Après cela, on peut toujours raconter qu'elles étaient consentantes !

(Diapositive « Violences sexuelles au cours de la vie »)

• Concernant les violences sexuelles, vous voyez que le taux est beaucoup plus important chez les jeunes filles exposées au mariage forcé :

- 27 % victimes de tentatives de viols ( contre 11 % pour les pays de « tradition de mariage forcé » et 7% pour les autres jeunes filles enquêtées ) ;

- 10 % des jeunes filles exposées au mariage forcé sont victimes de viols (4 % pour les autres).

(Diapositive « État de santé »)

• Ceci n'aide pas à avoir un bon état de santé :

- 16 % considèrent leur état de santé médiocre ou franchement mauvais ;

- 24 % ont des problèmes de santé chroniques ;

- 40 % se sentent mal dans leur peau ;

- 54 % répondent être inquiètes ou nerveuses ;

- 34 % sont désespérées face à l'avenir ;

- 10 % disent avoir des pensées suicidaires.

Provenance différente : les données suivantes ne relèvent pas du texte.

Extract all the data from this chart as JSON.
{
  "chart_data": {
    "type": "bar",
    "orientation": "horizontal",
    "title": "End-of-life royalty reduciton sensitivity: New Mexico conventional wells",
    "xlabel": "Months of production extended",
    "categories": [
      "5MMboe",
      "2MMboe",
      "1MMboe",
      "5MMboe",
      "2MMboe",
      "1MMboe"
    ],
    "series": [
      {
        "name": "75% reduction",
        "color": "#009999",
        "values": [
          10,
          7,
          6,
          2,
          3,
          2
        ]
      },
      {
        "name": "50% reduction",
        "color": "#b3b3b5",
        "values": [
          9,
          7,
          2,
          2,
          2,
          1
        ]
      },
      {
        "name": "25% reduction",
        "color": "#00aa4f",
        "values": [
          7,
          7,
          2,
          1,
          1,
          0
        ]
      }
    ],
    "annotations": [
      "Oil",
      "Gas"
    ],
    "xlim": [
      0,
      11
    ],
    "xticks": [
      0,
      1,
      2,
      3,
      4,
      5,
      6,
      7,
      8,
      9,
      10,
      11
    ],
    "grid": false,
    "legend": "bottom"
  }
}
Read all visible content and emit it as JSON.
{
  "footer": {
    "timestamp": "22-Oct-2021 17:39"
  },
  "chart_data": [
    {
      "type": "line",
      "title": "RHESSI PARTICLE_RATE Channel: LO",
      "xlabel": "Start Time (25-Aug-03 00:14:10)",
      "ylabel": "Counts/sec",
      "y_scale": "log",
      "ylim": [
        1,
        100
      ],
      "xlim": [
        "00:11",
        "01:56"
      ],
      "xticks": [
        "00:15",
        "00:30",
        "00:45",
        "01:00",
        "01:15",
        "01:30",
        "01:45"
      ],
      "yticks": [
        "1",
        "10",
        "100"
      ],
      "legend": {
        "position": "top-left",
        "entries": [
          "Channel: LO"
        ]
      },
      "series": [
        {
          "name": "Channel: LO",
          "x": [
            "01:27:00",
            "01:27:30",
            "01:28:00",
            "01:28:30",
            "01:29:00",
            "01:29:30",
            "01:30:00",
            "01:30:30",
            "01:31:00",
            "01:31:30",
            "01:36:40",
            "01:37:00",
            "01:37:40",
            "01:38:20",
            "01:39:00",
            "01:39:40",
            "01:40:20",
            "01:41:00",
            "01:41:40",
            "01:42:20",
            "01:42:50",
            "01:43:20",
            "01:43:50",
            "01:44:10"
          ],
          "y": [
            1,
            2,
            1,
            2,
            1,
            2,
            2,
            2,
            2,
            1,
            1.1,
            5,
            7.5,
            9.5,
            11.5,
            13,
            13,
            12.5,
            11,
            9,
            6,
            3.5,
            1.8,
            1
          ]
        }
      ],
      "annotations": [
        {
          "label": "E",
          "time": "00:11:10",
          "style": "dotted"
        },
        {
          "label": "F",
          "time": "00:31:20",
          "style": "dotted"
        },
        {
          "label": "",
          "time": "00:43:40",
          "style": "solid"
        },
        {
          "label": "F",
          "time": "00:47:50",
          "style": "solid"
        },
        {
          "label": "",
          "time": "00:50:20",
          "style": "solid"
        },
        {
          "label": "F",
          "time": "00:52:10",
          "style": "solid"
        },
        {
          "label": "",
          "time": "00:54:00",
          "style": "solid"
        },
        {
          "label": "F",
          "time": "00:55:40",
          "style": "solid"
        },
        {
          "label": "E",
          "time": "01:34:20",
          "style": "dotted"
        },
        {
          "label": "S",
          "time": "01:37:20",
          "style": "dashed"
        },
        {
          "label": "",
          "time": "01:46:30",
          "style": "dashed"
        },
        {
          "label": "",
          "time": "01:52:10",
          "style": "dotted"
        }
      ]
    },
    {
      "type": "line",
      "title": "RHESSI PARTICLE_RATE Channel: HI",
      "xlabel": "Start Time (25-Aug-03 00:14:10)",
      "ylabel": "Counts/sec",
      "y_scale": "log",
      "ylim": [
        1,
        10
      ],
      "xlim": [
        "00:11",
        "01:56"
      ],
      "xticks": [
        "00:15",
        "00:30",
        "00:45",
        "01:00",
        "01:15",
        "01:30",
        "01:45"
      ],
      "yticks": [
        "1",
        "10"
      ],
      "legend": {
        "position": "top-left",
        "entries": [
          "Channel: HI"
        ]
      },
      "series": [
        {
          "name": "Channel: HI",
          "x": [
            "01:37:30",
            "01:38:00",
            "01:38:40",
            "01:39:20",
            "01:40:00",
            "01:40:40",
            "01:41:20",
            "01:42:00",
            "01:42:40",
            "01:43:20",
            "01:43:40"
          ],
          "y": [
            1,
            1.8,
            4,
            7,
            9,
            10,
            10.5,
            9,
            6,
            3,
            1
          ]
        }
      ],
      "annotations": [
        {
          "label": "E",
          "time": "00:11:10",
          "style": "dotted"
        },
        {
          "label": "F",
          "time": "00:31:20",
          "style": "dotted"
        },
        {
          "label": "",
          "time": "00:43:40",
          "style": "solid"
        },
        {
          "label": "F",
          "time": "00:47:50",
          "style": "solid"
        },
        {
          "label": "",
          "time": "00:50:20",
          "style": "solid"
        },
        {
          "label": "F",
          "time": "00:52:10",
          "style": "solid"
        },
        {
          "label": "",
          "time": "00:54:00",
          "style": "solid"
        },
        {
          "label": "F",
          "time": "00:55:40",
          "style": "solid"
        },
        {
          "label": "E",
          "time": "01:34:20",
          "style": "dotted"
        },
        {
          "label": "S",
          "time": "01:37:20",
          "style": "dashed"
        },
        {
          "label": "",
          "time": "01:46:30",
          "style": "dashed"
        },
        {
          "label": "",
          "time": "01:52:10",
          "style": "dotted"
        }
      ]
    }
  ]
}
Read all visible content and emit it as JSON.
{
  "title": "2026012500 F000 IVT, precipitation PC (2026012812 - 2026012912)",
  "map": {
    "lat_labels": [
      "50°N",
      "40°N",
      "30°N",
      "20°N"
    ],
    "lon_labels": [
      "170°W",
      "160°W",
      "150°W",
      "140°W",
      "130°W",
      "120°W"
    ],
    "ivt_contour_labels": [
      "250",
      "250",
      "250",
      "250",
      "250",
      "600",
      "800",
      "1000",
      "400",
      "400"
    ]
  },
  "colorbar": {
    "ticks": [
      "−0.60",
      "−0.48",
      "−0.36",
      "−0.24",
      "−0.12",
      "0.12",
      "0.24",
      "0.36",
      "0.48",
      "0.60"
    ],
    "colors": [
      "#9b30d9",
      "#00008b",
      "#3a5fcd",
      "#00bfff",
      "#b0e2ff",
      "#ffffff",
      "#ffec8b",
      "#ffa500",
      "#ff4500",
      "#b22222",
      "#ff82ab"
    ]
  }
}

On peut dire que le mariage forcé abîme, et il abîme de façon durable. Quand on a été mariée de force, on va subir des viols par la suite, évidemment. Je me souviens d'une jeune fille qui était venue me voir. Elle préparait un BTS et était bien dans sa peau. Elle parlait trois langues et était vraiment brillante. Elle devait être mariée de force. Elle avait dix-neuf ans et demi. Elle disait qu'elle allait se marier car elle ne voulait pas faire de peine à ses parents, qu'elle allait prendre la pilule pour finir ses études ; et qu'elle partirait lorsqu'elle serait diplômée et aurait un métier. Je lui ai dit qu'on allait lui donner la pilule, mais je lui ai demandé si elle avait pensé qu'elle allait avoir des relations sexuelles avec ce garçon qu'elle ne connaissait pas. Elle m'a répondu qu'elle supporterait. Elle est revenue trois semaines après, assez défaite, pour chercher la pilule ou autre chose. Nous avons discuté un peu ensemble, et elle m'a dit que ce n'était pas ce qu'elle pensait, que c'était plus dur, mais qu'elle tiendrait et qu'elle finirait ses études.

Huit jours après elle m'a appelée, en disant qu'elle voulait s'en aller. Nous l'avons reçue tout de suite. J'ai essayé de comprendre. Il l'avait frappée. Il l'avait violée, mais ce n'était pas le plus grave. Ce qu'elle ne supportait plus, c'est qu'il l'ait forcée et frappée. Nous l'avons aidée à s'en aller. Elle avait dix-neuf ans et demi.

La prise en charge des jeunes majeures dans ce pays est discrétionnaire. C'est si on veut, si « Machin » etc. Ce n'est pas de droit quand elles s'en vont, et il faut que cela change vraiment. En Seine-Saint-Denis, dans notre protocole, on a décidé que les jeunes majeures devaient être de droit protégeables, mais cela devrait vraiment être inscrit dans la loi. Ce n'est pas possible. Un conseil général ne peut pas décider qu'il aide celle-ci et pas celle-là. La plupart disent que s'ils l'ont aidée avant, ils peuvent continuer un peu, mais encore faut-il que le contrat social soit respecté. On n'a aucun moyen d'aider les jeunes majeures, et cela est dramatique.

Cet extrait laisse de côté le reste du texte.